Ochna rhizomatosa

Scientific classification
- Kingdom: Plantae
- Clade: Embryophytes
- Clade: Tracheophytes
- Clade: Angiosperms
- Clade: Eudicots
- Clade: Rosids
- Order: Malpighiales
- Family: Ochnaceae
- Genus: Ochna
- Species: O. rhizomatosa
- Binomial name: Ochna rhizomatosa (Tiegh.) Keay

= Ochna rhizomatosa =

- Genus: Ochna
- Species: rhizomatosa
- Authority: (Tiegh.) Keay

Species of flowering plant

Ochna rhizomatosa is a subshrub or shrub belonging to the family Ochnaceae, it is commonly found in West African savannah woodlands, from Guinea eastwards to Cameroon.

== Description ==
A scandent or dwarf shrub that can reach up to 4 m tall, it has a characteristic rounded crown. The bark is dark grey in color and the slash is yellow turning reddish-brown when exposed; the stems are grey in color and they bear fewer leaves during flowering.
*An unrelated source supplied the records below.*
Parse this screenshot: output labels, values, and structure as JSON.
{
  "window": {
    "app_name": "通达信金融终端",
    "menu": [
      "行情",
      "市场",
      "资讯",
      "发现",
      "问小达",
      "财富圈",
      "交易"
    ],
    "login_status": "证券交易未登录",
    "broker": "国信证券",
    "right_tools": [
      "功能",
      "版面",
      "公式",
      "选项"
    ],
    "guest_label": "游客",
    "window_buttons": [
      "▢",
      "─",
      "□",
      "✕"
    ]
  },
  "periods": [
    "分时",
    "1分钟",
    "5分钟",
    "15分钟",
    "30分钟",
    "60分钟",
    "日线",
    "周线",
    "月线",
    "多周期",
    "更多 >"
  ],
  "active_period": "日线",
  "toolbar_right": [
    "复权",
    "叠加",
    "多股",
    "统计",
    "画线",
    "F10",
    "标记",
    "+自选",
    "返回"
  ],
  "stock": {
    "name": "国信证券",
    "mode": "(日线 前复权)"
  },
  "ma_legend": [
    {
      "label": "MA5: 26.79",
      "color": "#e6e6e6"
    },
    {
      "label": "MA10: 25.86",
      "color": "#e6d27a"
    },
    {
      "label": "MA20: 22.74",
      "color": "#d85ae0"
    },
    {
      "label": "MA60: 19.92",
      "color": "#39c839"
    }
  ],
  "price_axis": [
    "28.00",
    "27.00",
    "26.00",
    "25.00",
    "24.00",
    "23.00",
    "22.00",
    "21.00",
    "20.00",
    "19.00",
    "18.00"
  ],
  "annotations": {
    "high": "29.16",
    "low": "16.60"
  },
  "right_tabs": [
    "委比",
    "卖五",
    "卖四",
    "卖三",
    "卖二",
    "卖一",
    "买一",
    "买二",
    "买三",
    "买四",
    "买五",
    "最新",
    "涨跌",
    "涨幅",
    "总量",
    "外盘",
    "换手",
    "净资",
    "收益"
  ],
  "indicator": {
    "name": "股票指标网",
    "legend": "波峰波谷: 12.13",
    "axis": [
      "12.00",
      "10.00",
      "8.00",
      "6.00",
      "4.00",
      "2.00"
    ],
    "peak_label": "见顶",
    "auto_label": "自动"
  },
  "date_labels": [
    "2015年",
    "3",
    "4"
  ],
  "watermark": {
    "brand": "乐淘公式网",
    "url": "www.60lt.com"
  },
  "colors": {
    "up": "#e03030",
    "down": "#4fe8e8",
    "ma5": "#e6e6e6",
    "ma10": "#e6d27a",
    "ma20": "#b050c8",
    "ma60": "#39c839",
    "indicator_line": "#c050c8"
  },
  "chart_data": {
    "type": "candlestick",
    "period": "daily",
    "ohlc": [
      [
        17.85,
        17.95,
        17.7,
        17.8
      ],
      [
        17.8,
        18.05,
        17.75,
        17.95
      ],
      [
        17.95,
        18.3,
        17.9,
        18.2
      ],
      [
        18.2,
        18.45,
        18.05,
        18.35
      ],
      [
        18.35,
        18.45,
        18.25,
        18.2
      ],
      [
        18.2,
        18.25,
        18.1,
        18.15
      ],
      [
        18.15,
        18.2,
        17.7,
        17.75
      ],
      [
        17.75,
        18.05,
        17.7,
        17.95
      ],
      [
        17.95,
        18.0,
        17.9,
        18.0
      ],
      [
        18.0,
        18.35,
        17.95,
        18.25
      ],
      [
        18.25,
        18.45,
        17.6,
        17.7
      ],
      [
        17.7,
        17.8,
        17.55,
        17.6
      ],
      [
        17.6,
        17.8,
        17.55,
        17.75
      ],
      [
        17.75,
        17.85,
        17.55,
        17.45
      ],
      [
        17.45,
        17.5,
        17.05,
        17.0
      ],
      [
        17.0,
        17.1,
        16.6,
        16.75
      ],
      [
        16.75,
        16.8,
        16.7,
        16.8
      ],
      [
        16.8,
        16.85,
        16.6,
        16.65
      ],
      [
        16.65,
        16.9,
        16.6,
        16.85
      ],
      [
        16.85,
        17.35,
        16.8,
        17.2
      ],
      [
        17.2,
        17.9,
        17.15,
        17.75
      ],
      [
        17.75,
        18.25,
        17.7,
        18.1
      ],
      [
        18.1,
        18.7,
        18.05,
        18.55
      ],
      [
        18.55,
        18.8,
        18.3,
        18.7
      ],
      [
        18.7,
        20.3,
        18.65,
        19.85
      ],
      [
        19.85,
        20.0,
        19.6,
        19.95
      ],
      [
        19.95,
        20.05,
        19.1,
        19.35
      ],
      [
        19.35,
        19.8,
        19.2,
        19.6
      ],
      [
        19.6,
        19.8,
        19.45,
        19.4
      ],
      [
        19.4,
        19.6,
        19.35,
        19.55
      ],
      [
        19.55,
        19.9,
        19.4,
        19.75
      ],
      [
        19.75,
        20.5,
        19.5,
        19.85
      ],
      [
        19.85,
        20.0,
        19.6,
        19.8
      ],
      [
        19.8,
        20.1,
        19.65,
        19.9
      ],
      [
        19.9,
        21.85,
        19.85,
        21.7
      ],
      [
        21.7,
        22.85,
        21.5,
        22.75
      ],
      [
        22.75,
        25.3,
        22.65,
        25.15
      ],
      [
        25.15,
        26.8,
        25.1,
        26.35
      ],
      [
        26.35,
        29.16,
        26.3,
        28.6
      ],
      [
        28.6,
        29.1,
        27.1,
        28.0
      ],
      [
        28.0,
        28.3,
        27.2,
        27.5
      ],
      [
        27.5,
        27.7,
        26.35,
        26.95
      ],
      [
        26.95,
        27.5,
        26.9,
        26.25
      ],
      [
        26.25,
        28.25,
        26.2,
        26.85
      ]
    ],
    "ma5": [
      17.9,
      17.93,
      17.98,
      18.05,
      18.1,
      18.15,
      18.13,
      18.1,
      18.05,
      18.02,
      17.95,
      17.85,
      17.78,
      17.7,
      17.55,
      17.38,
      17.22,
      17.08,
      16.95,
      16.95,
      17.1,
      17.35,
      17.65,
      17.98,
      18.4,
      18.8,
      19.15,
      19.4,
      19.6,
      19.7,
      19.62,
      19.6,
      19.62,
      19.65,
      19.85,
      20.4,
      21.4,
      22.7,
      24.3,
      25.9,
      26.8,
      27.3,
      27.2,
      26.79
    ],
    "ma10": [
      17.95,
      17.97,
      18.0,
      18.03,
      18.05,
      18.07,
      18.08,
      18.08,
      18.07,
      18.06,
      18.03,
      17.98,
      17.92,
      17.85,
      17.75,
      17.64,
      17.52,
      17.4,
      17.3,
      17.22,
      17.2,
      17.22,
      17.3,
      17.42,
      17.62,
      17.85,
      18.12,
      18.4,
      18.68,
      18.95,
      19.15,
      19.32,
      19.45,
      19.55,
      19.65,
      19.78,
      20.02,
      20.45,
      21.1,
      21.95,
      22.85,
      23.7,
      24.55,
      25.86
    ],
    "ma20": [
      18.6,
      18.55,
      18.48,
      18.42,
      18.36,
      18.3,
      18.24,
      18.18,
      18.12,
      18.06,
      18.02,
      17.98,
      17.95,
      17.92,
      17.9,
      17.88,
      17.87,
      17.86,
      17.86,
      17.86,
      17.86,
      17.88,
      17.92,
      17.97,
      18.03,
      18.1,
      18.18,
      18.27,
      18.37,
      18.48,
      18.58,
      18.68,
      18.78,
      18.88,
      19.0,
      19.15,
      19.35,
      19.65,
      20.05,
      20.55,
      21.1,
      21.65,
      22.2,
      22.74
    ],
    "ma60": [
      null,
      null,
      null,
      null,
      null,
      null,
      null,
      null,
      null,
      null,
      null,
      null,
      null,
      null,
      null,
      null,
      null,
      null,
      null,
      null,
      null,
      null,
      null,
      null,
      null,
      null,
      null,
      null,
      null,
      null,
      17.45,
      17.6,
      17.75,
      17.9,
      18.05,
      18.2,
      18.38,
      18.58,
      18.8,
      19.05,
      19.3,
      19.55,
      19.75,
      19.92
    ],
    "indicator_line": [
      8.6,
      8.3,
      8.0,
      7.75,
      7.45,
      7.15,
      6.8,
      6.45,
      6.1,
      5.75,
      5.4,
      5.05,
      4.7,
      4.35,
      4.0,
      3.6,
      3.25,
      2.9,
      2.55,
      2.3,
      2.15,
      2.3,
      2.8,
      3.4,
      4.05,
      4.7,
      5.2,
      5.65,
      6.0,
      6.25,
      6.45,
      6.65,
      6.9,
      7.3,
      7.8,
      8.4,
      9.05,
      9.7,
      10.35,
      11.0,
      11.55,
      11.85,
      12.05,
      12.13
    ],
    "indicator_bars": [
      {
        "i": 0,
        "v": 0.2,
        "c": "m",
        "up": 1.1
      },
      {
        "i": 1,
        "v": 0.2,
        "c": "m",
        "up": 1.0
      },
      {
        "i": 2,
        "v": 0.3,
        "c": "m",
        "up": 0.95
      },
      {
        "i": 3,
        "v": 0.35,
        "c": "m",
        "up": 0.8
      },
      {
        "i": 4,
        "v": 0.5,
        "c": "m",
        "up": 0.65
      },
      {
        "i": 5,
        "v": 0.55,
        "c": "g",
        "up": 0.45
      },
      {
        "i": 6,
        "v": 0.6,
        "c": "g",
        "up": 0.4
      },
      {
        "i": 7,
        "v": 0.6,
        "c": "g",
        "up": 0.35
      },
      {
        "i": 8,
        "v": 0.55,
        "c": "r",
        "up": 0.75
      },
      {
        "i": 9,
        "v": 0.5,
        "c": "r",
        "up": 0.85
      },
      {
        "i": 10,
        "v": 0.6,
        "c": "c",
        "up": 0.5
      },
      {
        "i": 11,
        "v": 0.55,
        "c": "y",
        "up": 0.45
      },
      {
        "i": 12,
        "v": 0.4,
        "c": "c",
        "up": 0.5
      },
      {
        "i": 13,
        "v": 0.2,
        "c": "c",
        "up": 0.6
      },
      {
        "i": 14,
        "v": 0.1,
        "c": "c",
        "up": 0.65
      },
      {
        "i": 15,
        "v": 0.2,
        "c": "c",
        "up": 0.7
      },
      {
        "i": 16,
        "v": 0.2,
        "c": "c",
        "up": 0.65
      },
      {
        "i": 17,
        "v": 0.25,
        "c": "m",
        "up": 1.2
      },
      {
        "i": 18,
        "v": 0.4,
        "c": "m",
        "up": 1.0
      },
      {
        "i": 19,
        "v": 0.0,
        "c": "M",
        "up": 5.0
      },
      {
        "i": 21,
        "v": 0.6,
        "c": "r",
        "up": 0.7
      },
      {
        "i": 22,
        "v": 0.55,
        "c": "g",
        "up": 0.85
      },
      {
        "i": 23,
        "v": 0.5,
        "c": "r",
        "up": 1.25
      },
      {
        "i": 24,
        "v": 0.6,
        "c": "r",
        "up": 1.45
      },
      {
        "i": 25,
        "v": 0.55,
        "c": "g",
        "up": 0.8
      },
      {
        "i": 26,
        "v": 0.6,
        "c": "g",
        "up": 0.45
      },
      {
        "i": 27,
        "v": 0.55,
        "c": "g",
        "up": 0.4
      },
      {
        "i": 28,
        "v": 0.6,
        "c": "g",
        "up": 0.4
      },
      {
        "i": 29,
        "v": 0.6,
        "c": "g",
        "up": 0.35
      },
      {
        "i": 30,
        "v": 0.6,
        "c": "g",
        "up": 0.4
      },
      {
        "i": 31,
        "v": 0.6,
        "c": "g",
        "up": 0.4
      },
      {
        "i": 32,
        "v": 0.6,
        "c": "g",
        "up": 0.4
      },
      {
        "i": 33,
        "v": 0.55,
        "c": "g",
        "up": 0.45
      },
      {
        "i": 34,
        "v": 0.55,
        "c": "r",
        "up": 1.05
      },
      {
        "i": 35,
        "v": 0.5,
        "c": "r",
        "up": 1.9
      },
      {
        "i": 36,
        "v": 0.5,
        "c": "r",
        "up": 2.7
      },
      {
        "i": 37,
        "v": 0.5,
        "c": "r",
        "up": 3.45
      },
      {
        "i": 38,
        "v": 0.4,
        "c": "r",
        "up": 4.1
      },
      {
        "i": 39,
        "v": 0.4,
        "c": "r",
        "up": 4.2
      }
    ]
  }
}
Leaves have stipules and petioles, stipules are in pairs and they drop off early, they can be up to 1 cm long, while petioles can reach 4 mm long. The leaflets of Ochna rhizomatosa can reach 12 cm long and 5 cm wide bearing a margin that is commonly toothed. The inflorescence is racemoid in arrangement and the pedicel bearing the yellow flowers is up to 2.5 cm long.